E deixamos de a ver, de a reconhecer, de ter persistência suficiente para a voltar acender.
As vezes ensinam-nos que a devemos temer, que é perigosa para nós próprios e para o Mundo, que nos pode queimar, que se pode descontrolar. Que é melhor não a acender.

Nascemos com esse fogo próprio que é só nosso. E, tantas vezes, pais, sociedade, escolas, pares, mentores e chefias ajudam a que se extinga para sempre.

O João quer acender a vela mais bonita que eu tenho. Quer ser ele a acender o fósforo.

Há tantas outras velas mas ele quer ver aquela acesa.

Eu resisto. Ele insiste.

Eu digo que ele é pequeno para manejar o fogo. Ele diz que é capaz.

Eu escuto e questiono o que me assusta.

Aceito o desafio ao meu medo mas não permito que derreta o que tem significado para mim.

Mas ele não se apaga. 
E eu retiro-me do “duelo de fogo” das razões e do poder.

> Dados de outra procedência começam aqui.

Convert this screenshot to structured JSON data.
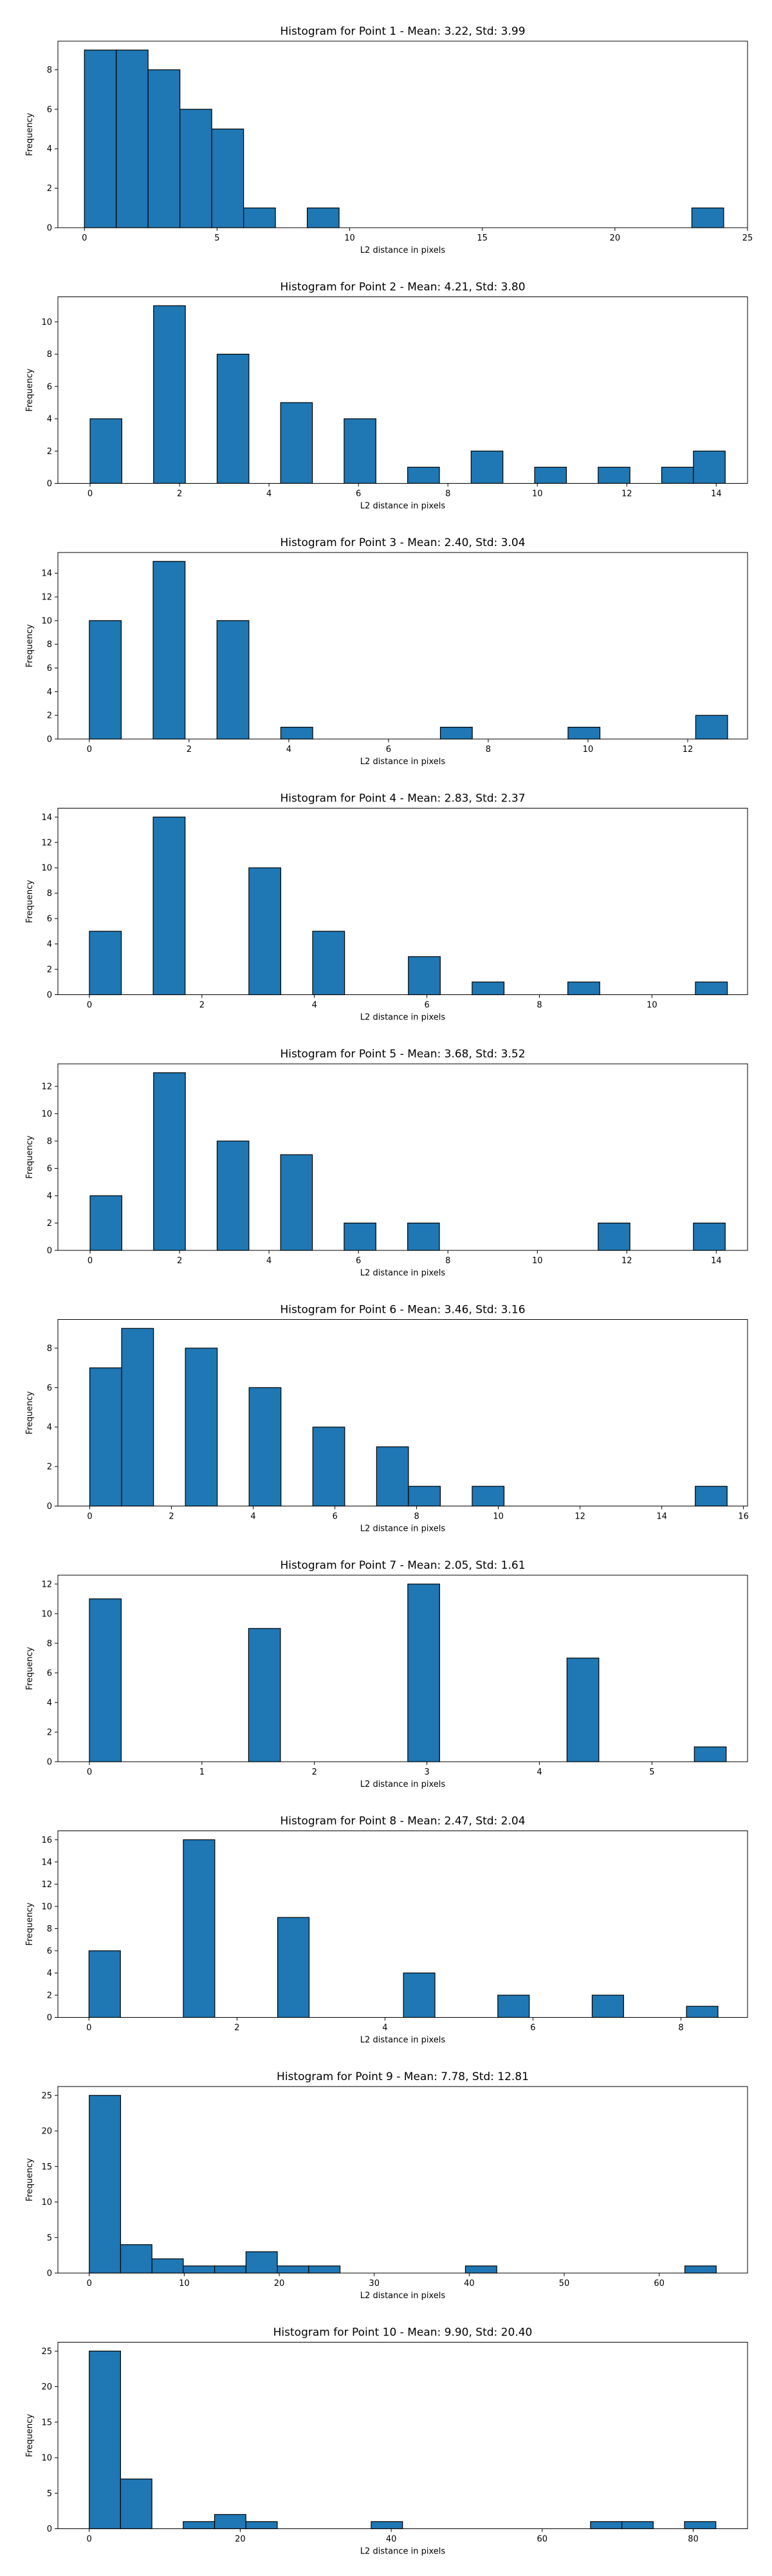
{
  "style": {
    "bar_color": "#1f77b4",
    "edge_color": "#000000",
    "background": "#ffffff"
  },
  "chart_data": [
    {
      "type": "bar",
      "title": "Histogram for Point 1 - Mean: 3.22, Std: 3.99",
      "xlabel": "L2 distance in pixels",
      "ylabel": "Frequency",
      "xlim": [
        -1.0,
        25.0
      ],
      "ylim": [
        0,
        9.45
      ],
      "xticks": [
        0,
        5,
        10,
        15,
        20,
        25
      ],
      "yticks": [
        0,
        2,
        4,
        6,
        8
      ],
      "bin_width": 1.2,
      "bins": [
        {
          "x": 0.0,
          "count": 9
        },
        {
          "x": 1.2,
          "count": 9
        },
        {
          "x": 2.4,
          "count": 8
        },
        {
          "x": 3.6,
          "count": 6
        },
        {
          "x": 4.8,
          "count": 5
        },
        {
          "x": 6.0,
          "count": 1
        },
        {
          "x": 8.4,
          "count": 1
        },
        {
          "x": 22.9,
          "count": 1
        }
      ]
    },
    {
      "type": "bar",
      "title": "Histogram for Point 2 - Mean: 4.21, Std: 3.80",
      "xlabel": "L2 distance in pixels",
      "ylabel": "Frequency",
      "xlim": [
        -0.72,
        14.7
      ],
      "ylim": [
        0,
        11.55
      ],
      "xticks": [
        0,
        2,
        4,
        6,
        8,
        10,
        12,
        14
      ],
      "yticks": [
        0,
        2,
        4,
        6,
        8,
        10
      ],
      "bin_width": 0.71,
      "bins": [
        {
          "x": 0.0,
          "count": 4
        },
        {
          "x": 1.42,
          "count": 11
        },
        {
          "x": 2.84,
          "count": 8
        },
        {
          "x": 4.26,
          "count": 5
        },
        {
          "x": 5.68,
          "count": 4
        },
        {
          "x": 7.1,
          "count": 1
        },
        {
          "x": 8.52,
          "count": 2
        },
        {
          "x": 9.94,
          "count": 1
        },
        {
          "x": 11.36,
          "count": 1
        },
        {
          "x": 12.78,
          "count": 1
        },
        {
          "x": 13.49,
          "count": 2
        }
      ]
    },
    {
      "type": "bar",
      "title": "Histogram for Point 3 - Mean: 2.40, Std: 3.04",
      "xlabel": "L2 distance in pixels",
      "ylabel": "Frequency",
      "xlim": [
        -0.63,
        13.2
      ],
      "ylim": [
        0,
        15.75
      ],
      "xticks": [
        0,
        2,
        4,
        6,
        8,
        10,
        12
      ],
      "yticks": [
        0,
        2,
        4,
        6,
        8,
        10,
        12,
        14
      ],
      "bin_width": 0.64,
      "bins": [
        {
          "x": 0.0,
          "count": 10
        },
        {
          "x": 1.28,
          "count": 15
        },
        {
          "x": 2.56,
          "count": 10
        },
        {
          "x": 3.84,
          "count": 1
        },
        {
          "x": 7.04,
          "count": 1
        },
        {
          "x": 9.6,
          "count": 1
        },
        {
          "x": 12.16,
          "count": 2
        }
      ]
    },
    {
      "type": "bar",
      "title": "Histogram for Point 4 - Mean: 2.83, Std: 2.37",
      "xlabel": "L2 distance in pixels",
      "ylabel": "Frequency",
      "xlim": [
        -0.56,
        11.7
      ],
      "ylim": [
        0,
        14.7
      ],
      "xticks": [
        0,
        2,
        4,
        6,
        8,
        10
      ],
      "yticks": [
        0,
        2,
        4,
        6,
        8,
        10,
        12,
        14
      ],
      "bin_width": 0.567,
      "bins": [
        {
          "x": 0.0,
          "count": 5
        },
        {
          "x": 1.134,
          "count": 14
        },
        {
          "x": 2.835,
          "count": 10
        },
        {
          "x": 3.969,
          "count": 5
        },
        {
          "x": 5.67,
          "count": 3
        },
        {
          "x": 6.804,
          "count": 1
        },
        {
          "x": 8.505,
          "count": 1
        },
        {
          "x": 10.773,
          "count": 1
        }
      ]
    },
    {
      "type": "bar",
      "title": "Histogram for Point 5 - Mean: 3.68, Std: 3.52",
      "xlabel": "L2 distance in pixels",
      "ylabel": "Frequency",
      "xlim": [
        -0.72,
        14.7
      ],
      "ylim": [
        0,
        13.65
      ],
      "xticks": [
        0,
        2,
        4,
        6,
        8,
        10,
        12,
        14
      ],
      "yticks": [
        0,
        2,
        4,
        6,
        8,
        10,
        12
      ],
      "bin_width": 0.71,
      "bins": [
        {
          "x": 0.0,
          "count": 4
        },
        {
          "x": 1.42,
          "count": 13
        },
        {
          "x": 2.84,
          "count": 8
        },
        {
          "x": 4.26,
          "count": 7
        },
        {
          "x": 5.68,
          "count": 2
        },
        {
          "x": 7.1,
          "count": 2
        },
        {
          "x": 11.36,
          "count": 2
        },
        {
          "x": 13.49,
          "count": 2
        }
      ]
    },
    {
      "type": "bar",
      "title": "Histogram for Point 6 - Mean: 3.46, Std: 3.16",
      "xlabel": "L2 distance in pixels",
      "ylabel": "Frequency",
      "xlim": [
        -0.78,
        16.1
      ],
      "ylim": [
        0,
        9.45
      ],
      "xticks": [
        0,
        2,
        4,
        6,
        8,
        10,
        12,
        14,
        16
      ],
      "yticks": [
        0,
        2,
        4,
        6,
        8
      ],
      "bin_width": 0.78,
      "bins": [
        {
          "x": 0.0,
          "count": 7
        },
        {
          "x": 0.78,
          "count": 9
        },
        {
          "x": 2.34,
          "count": 8
        },
        {
          "x": 3.9,
          "count": 6
        },
        {
          "x": 5.46,
          "count": 4
        },
        {
          "x": 7.02,
          "count": 3
        },
        {
          "x": 7.8,
          "count": 1
        },
        {
          "x": 9.36,
          "count": 1
        },
        {
          "x": 14.82,
          "count": 1
        }
      ]
    },
    {
      "type": "bar",
      "title": "Histogram for Point 7 - Mean: 2.05, Std: 1.61",
      "xlabel": "L2 distance in pixels",
      "ylabel": "Frequency",
      "xlim": [
        -0.28,
        5.85
      ],
      "ylim": [
        0,
        12.6
      ],
      "xticks": [
        0,
        1,
        2,
        3,
        4,
        5
      ],
      "yticks": [
        0,
        2,
        4,
        6,
        8,
        10,
        12
      ],
      "bin_width": 0.283,
      "bins": [
        {
          "x": 0.0,
          "count": 11
        },
        {
          "x": 1.415,
          "count": 9
        },
        {
          "x": 2.83,
          "count": 12
        },
        {
          "x": 4.245,
          "count": 7
        },
        {
          "x": 5.377,
          "count": 1
        }
      ]
    },
    {
      "type": "bar",
      "title": "Histogram for Point 8 - Mean: 2.47, Std: 2.04",
      "xlabel": "L2 distance in pixels",
      "ylabel": "Frequency",
      "xlim": [
        -0.42,
        8.9
      ],
      "ylim": [
        0,
        16.8
      ],
      "xticks": [
        0,
        2,
        4,
        6,
        8
      ],
      "yticks": [
        0,
        2,
        4,
        6,
        8,
        10,
        12,
        14,
        16
      ],
      "bin_width": 0.425,
      "bins": [
        {
          "x": 0.0,
          "count": 6
        },
        {
          "x": 1.275,
          "count": 16
        },
        {
          "x": 2.55,
          "count": 9
        },
        {
          "x": 4.25,
          "count": 4
        },
        {
          "x": 5.525,
          "count": 2
        },
        {
          "x": 6.8,
          "count": 2
        },
        {
          "x": 8.075,
          "count": 1
        }
      ]
    },
    {
      "type": "bar",
      "title": "Histogram for Point 9 - Mean: 7.78, Std: 12.81",
      "xlabel": "L2 distance in pixels",
      "ylabel": "Frequency",
      "xlim": [
        -3.3,
        69.3
      ],
      "ylim": [
        0,
        26.25
      ],
      "xticks": [
        0,
        10,
        20,
        30,
        40,
        50,
        60
      ],
      "yticks": [
        0,
        5,
        10,
        15,
        20,
        25
      ],
      "bin_width": 3.3,
      "bins": [
        {
          "x": 0.0,
          "count": 25
        },
        {
          "x": 3.3,
          "count": 4
        },
        {
          "x": 6.6,
          "count": 2
        },
        {
          "x": 9.9,
          "count": 1
        },
        {
          "x": 13.2,
          "count": 1
        },
        {
          "x": 16.5,
          "count": 3
        },
        {
          "x": 19.8,
          "count": 1
        },
        {
          "x": 23.1,
          "count": 1
        },
        {
          "x": 39.6,
          "count": 1
        },
        {
          "x": 62.7,
          "count": 1
        }
      ]
    },
    {
      "type": "bar",
      "title": "Histogram for Point 10 - Mean: 9.90, Std: 20.40",
      "xlabel": "L2 distance in pixels",
      "ylabel": "Frequency",
      "xlim": [
        -4.15,
        87.2
      ],
      "ylim": [
        0,
        26.25
      ],
      "xticks": [
        0,
        20,
        40,
        60,
        80
      ],
      "yticks": [
        0,
        5,
        10,
        15,
        20,
        25
      ],
      "bin_width": 4.15,
      "bins": [
        {
          "x": 0.0,
          "count": 25
        },
        {
          "x": 4.15,
          "count": 7
        },
        {
          "x": 12.45,
          "count": 1
        },
        {
          "x": 16.6,
          "count": 2
        },
        {
          "x": 20.75,
          "count": 1
        },
        {
          "x": 37.35,
          "count": 1
        },
        {
          "x": 66.4,
          "count": 1
        },
        {
          "x": 70.55,
          "count": 1
        },
        {
          "x": 78.85,
          "count": 1
        }
      ]
    }
  ]
}
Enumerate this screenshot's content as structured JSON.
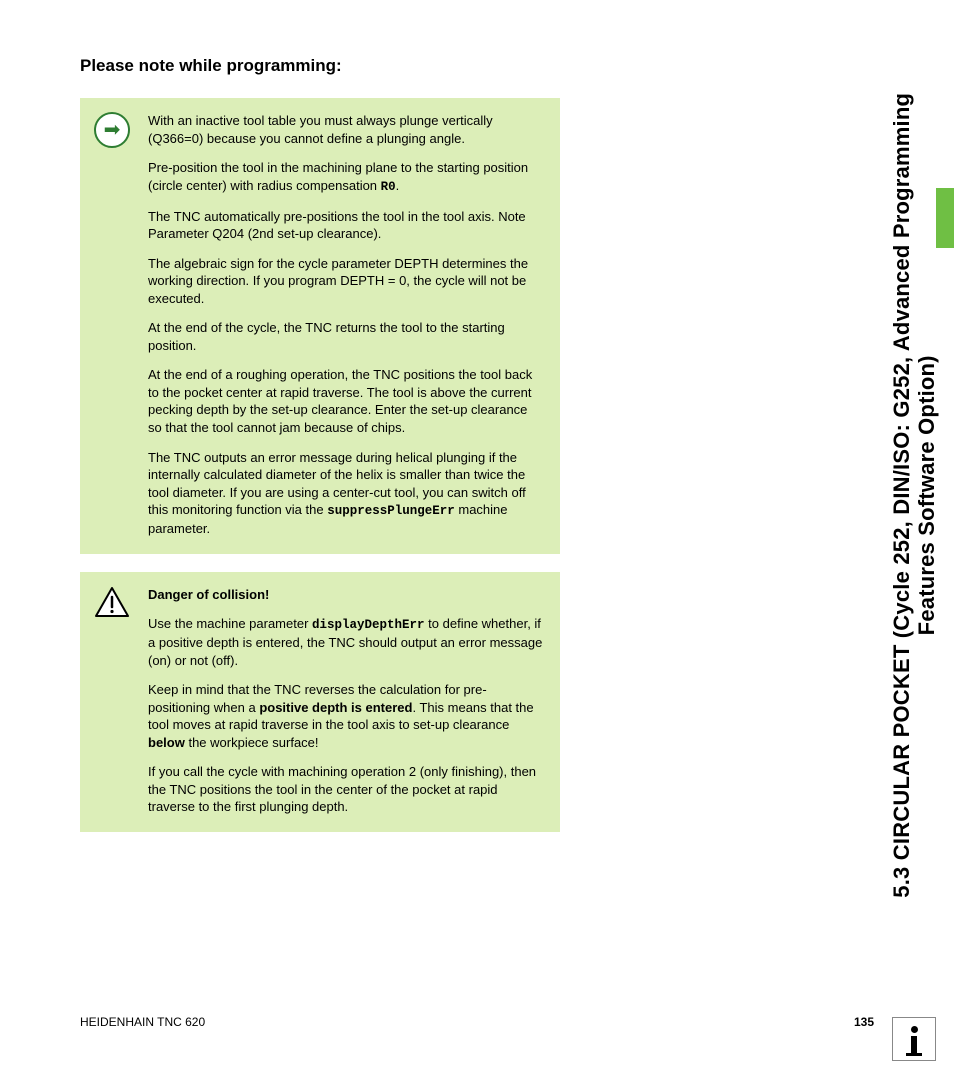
{
  "heading": "Please note while programming:",
  "note1": {
    "icon_glyph": "➡",
    "paragraphs": [
      {
        "segments": [
          {
            "t": "With an inactive tool table you must always plunge vertically (Q366=0) because you cannot define a plunging angle."
          }
        ]
      },
      {
        "segments": [
          {
            "t": "Pre-position the tool in the machining plane to the starting position (circle center) with radius compensation "
          },
          {
            "t": "R0",
            "cls": "mono"
          },
          {
            "t": "."
          }
        ]
      },
      {
        "segments": [
          {
            "t": "The TNC automatically pre-positions the tool in the tool axis. Note Parameter Q204 (2nd set-up clearance)."
          }
        ]
      },
      {
        "segments": [
          {
            "t": "The algebraic sign for the cycle parameter DEPTH determines the working direction. If you program DEPTH = 0, the cycle will not be executed."
          }
        ]
      },
      {
        "segments": [
          {
            "t": "At the end of the cycle, the TNC returns the tool to the starting position."
          }
        ]
      },
      {
        "segments": [
          {
            "t": "At the end of a roughing operation, the TNC positions the tool back to the pocket center at rapid traverse. The tool is above the current pecking depth by the set-up clearance. Enter the set-up clearance so that the tool cannot jam because of chips."
          }
        ]
      },
      {
        "segments": [
          {
            "t": "The TNC outputs an error message during helical plunging if the internally calculated diameter of the helix is smaller than twice the tool diameter. If you are using a center-cut tool, you can switch off this monitoring function via the "
          },
          {
            "t": "suppressPlungeErr",
            "cls": "mono"
          },
          {
            "t": " machine parameter."
          }
        ]
      }
    ]
  },
  "note2": {
    "danger_title": "Danger of collision!",
    "paragraphs": [
      {
        "segments": [
          {
            "t": "Use the machine parameter "
          },
          {
            "t": "displayDepthErr",
            "cls": "mono"
          },
          {
            "t": " to define whether, if a positive depth is entered, the TNC should output an error message (on) or not (off)."
          }
        ]
      },
      {
        "segments": [
          {
            "t": "Keep in mind that the TNC reverses the calculation for pre-positioning when a "
          },
          {
            "t": "positive depth is entered",
            "cls": "bold"
          },
          {
            "t": ". This means that the tool moves at rapid traverse in the tool axis to set-up clearance "
          },
          {
            "t": "below",
            "cls": "bold"
          },
          {
            "t": " the workpiece surface!"
          }
        ]
      },
      {
        "segments": [
          {
            "t": "If you call the cycle with machining operation 2 (only finishing), then the TNC positions the tool in the center of the pocket at rapid traverse to the first plunging depth."
          }
        ]
      }
    ]
  },
  "side_tab": {
    "line1": "5.3 CIRCULAR POCKET (Cycle 252, DIN/ISO: G252, Advanced Programming",
    "line2": "Features Software Option)"
  },
  "footer": {
    "left": "HEIDENHAIN TNC 620",
    "page_number": "135"
  },
  "colors": {
    "note_bg": "#dceeb8",
    "accent_green": "#6fbf44",
    "icon_green": "#2e7d32"
  }
}
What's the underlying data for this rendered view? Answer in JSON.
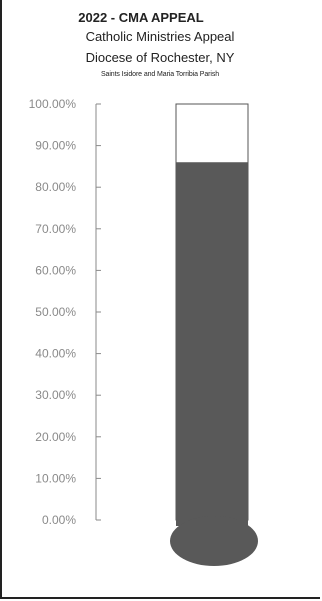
{
  "chart_data": {
    "type": "bar",
    "title": "2022 - CMA APPEAL",
    "subtitle_lines": [
      "Catholic Ministries Appeal",
      "Diocese of Rochester, NY",
      "Saints Isidore and Maria Torribia Parish"
    ],
    "categories": [
      ""
    ],
    "values": [
      0.86
    ],
    "ylim": [
      0,
      1
    ],
    "yticks": [
      {
        "value": 1.0,
        "label": "100.00%"
      },
      {
        "value": 0.9,
        "label": "90.00%"
      },
      {
        "value": 0.8,
        "label": "80.00%"
      },
      {
        "value": 0.7,
        "label": "70.00%"
      },
      {
        "value": 0.6,
        "label": "60.00%"
      },
      {
        "value": 0.5,
        "label": "50.00%"
      },
      {
        "value": 0.4,
        "label": "40.00%"
      },
      {
        "value": 0.3,
        "label": "30.00%"
      },
      {
        "value": 0.2,
        "label": "20.00%"
      },
      {
        "value": 0.1,
        "label": "10.00%"
      },
      {
        "value": 0.0,
        "label": "0.00%"
      }
    ],
    "grid": false,
    "style": "thermometer",
    "colors": {
      "fill": "#595959",
      "tube_outline": "#555555",
      "axis": "#8a8a8a"
    }
  }
}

E percebo que, como sempre, há uma solução de compromisso quando deixamos a luz entrar — a da empatia, da conexão, do igual valor.

“Acendemos durante “dez tempos”?

“vinte tempos e depois posso ser eu a soprar?”

Que esse fogo no seu peito nunca se extinga por medo, por vontade alheia, por desaprender de lutar por mantê-lo aceso e só quando para ele fizer sentido apaga-lo.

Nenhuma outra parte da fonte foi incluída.